Pro Woche 90 Minuten Verspätung zwischen Deutz und Pulheim

Es ist das vierte Mal in diesem Jahr, dass Weber in eine der Baustellenfallen tappt. Laut Fahrplan braucht sein Zug, je nachdem ob er den Regionalexpress oder die Regionalbahn erwischt, zwischen 21 und 26 Minuten.

Doch von der Normalität ist die Bahn meilenweit entfernt. Im Frühjahr sei es besonders schlimm gewesen. Weber kramt einen Zettel aus seinem Rucksack. Sieben Wochen lang hat er pro Woche 90 Minuten Lebenszeit oder über den ganzen Zeitraum hinweg mehr als einen Arbeitstag damit verbracht, auf Züge oder das zu warten, was die Bahn Schienenersatzverkehr nennt. Alles bis auf die Minute fein säuberlich aufgelistet.

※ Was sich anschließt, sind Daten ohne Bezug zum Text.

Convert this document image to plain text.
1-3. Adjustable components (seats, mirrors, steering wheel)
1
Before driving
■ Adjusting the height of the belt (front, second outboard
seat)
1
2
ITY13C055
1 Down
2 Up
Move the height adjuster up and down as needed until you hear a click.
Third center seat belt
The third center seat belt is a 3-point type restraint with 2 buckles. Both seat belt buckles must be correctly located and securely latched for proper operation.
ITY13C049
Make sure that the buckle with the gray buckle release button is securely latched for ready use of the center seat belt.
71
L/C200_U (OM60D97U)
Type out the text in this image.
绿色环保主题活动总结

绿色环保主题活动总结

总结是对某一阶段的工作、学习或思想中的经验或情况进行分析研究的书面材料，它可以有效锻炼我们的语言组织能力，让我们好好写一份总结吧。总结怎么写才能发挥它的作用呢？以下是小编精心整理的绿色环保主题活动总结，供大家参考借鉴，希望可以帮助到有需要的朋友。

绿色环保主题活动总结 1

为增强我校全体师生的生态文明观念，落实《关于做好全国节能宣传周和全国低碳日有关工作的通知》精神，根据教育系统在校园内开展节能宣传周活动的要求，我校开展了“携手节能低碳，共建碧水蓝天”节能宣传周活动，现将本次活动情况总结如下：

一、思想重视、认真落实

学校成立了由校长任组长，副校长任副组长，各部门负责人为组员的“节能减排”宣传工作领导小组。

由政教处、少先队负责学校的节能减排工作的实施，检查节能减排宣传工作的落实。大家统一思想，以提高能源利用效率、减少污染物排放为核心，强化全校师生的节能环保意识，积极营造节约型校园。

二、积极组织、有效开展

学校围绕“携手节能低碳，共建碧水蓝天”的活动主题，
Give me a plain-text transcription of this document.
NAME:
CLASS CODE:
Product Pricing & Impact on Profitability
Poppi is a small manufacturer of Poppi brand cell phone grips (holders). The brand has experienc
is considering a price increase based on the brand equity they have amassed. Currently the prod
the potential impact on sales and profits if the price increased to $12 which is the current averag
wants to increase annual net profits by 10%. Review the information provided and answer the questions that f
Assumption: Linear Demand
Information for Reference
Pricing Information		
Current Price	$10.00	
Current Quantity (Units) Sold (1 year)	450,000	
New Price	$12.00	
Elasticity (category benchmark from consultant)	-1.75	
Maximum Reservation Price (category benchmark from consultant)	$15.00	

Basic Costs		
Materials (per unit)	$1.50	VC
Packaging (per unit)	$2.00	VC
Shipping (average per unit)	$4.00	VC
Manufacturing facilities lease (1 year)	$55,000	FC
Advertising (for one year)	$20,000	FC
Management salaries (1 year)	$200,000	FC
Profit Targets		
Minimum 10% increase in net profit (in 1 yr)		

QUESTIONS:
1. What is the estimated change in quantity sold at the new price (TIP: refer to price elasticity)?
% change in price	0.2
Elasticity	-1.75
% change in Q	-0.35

Busse als Ersatz? Stecken im Feierabendverkehr fest

„Die Busse sind eine echte Katastrophe“, sagt er. „Sie müssen über die Venloer Straße und den Militärring. Gerade im Feierabendverkehr stecken sie immer wieder fest und Echtzeitdaten fürs Smartphone gibt es nicht.“

Überdies lüge sich die Bahn mit ihren Ersatzfahrplänen selbst in die Tasche. „Sie geht einfach davon aus, dass die Züge keine Verspätungen bekommen, wenn sie von Ehrenfeld den Umweg über die Südbrücke und nicht über den Hauptbahnhof nach Deutz fahren“, sagt Weber. „Das hat vor einem Jahr schon nicht funktioniert. Sie waren bis zu einer Stunde zu spät. Irgendwann fahren sie dann gar nicht mehr bis zum Endpunkt nach Mönchengladbach, sondern wenden schon in Grevenbroich. Da werden vier Stationen über zwei oder drei Stunden gar nicht mehr angefahren.“

Die Ersatzfahrpläne sind reine Märchengeschichten
Michael Weber, Berufspendler

Die Ersatzfahrpläne seien „reine Märchengeschichten“ und das Umsteigen auf den Bus in Ehrenfeld ein Lotteriespiel. „Der fuhr alle 30 Minuten. Mal von der einen und dann von der anderen Straßenseite. Stehst du auf der falschen, hast du verloren.“

110 Euro zahlt Weber für seine Monatskarte. Das fände er angemessen, wenn die Bahn dafür eine entsprechende Gegenleistung erbrächte. Doch davon sei sie meilenweit entfernt. Daran werde auch das 49-Euro-Ticket nichts ändern. Besonders schlimm sei die Informationspolitik der Bahn, sagt er, wenn man auf dem Bahnsteig in Deutz warte und der Zug ohne vorherige Durchsage von einem anderen Gleis abfahre.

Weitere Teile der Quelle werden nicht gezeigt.